Sie atmete tief durch. Sehr tief.

"Ich."

"Ach, nee!"

"Ja!" Sie hob die Schultern. "Aber ich erinnere mich nicht an diese Frau."

"Denken Sie genau nach."

"Tu ich ja."

"War sie blond oder dunkel?"

"Sie muss dagewesen sein, als Toni hier den Laden gemanagt hat."

Okay, dachte ich. Sie schien es wirklich nicht zu wissen.

Ich nickte ihr zu und wandte mich zum Gehen.

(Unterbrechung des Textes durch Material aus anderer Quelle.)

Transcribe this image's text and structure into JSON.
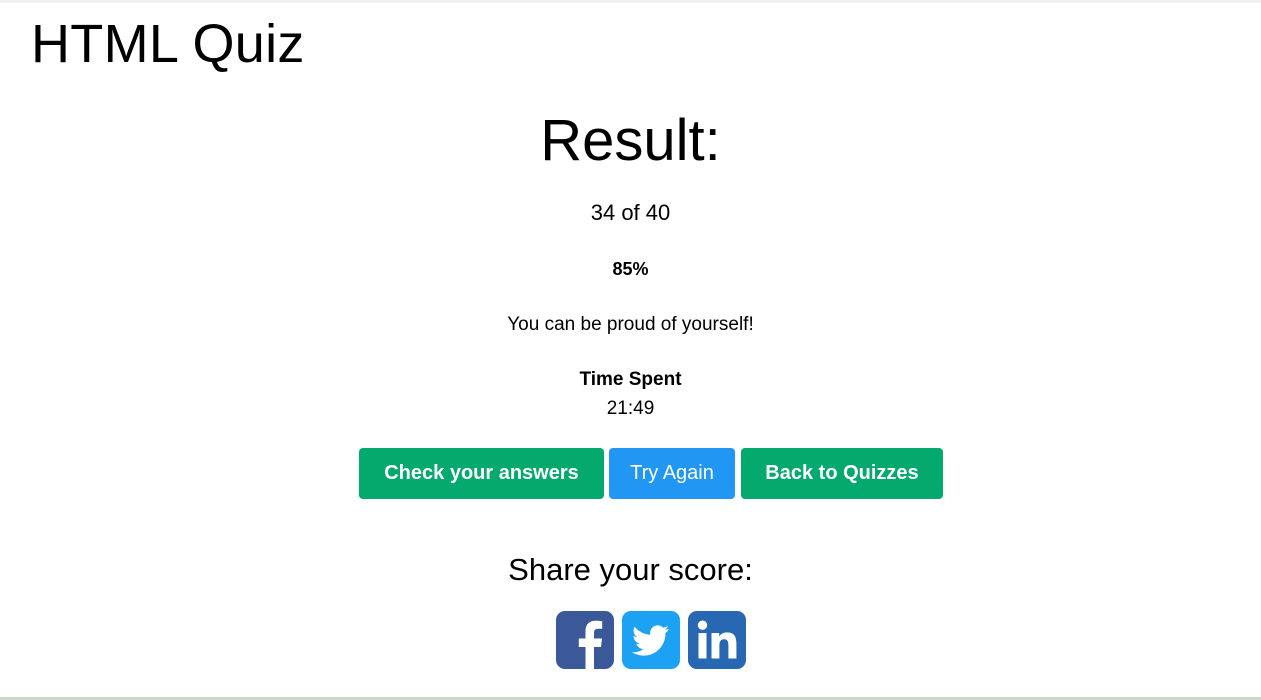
{
  "page": {
    "title": "HTML Quiz"
  },
  "result": {
    "heading": "Result:",
    "score_text": "34 of 40",
    "score_correct": 34,
    "score_total": 40,
    "percent": "85%",
    "message": "You can be proud of yourself!",
    "time_label": "Time Spent",
    "time_value": "21:49"
  },
  "actions": {
    "check_answers": "Check your answers",
    "try_again": "Try Again",
    "back_to_quizzes": "Back to Quizzes"
  },
  "share": {
    "heading": "Share your score:",
    "networks": [
      {
        "name": "Facebook",
        "icon": "facebook-icon",
        "color": "#3b5998"
      },
      {
        "name": "Twitter",
        "icon": "twitter-icon",
        "color": "#1da1f2"
      },
      {
        "name": "LinkedIn",
        "icon": "linkedin-icon",
        "color": "#2867b2"
      }
    ]
  },
  "colors": {
    "green": "#04aa6d",
    "blue": "#2196f3"
  }
}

"Ist die Sache damit ausgestanden?", fragte sie.

Ich zuckte die Achseln.

"Wahrscheinlich werden in Kürze noch ein paar Kollegen von mir auftauchen und noch die eine oder andere Frage stellen."

"Und was ist mit dem Wagen?"

Daher wehte also der Wind. Sie hatte Angst um den Wagen.

"Der ist in Ordnung", meinte ich.

"Wirklich? Aber Sie..."

"Hören Sie, ich kann Ihnen dazu nicht mehr sagen. Jedenfalls nicht im Moment." Ich zuckte die Achseln. "Fahndungstechnische Gründe. Sie haben sicher Verständnis, nehme ich an."

Sie hatte kein Verständnis dafür, wenn ich nach dem Gesicht ging, das sie plötzlich aufgesetzt hatte. Aber bevor sie nochmal nachhaken konnte, war ich schon weg.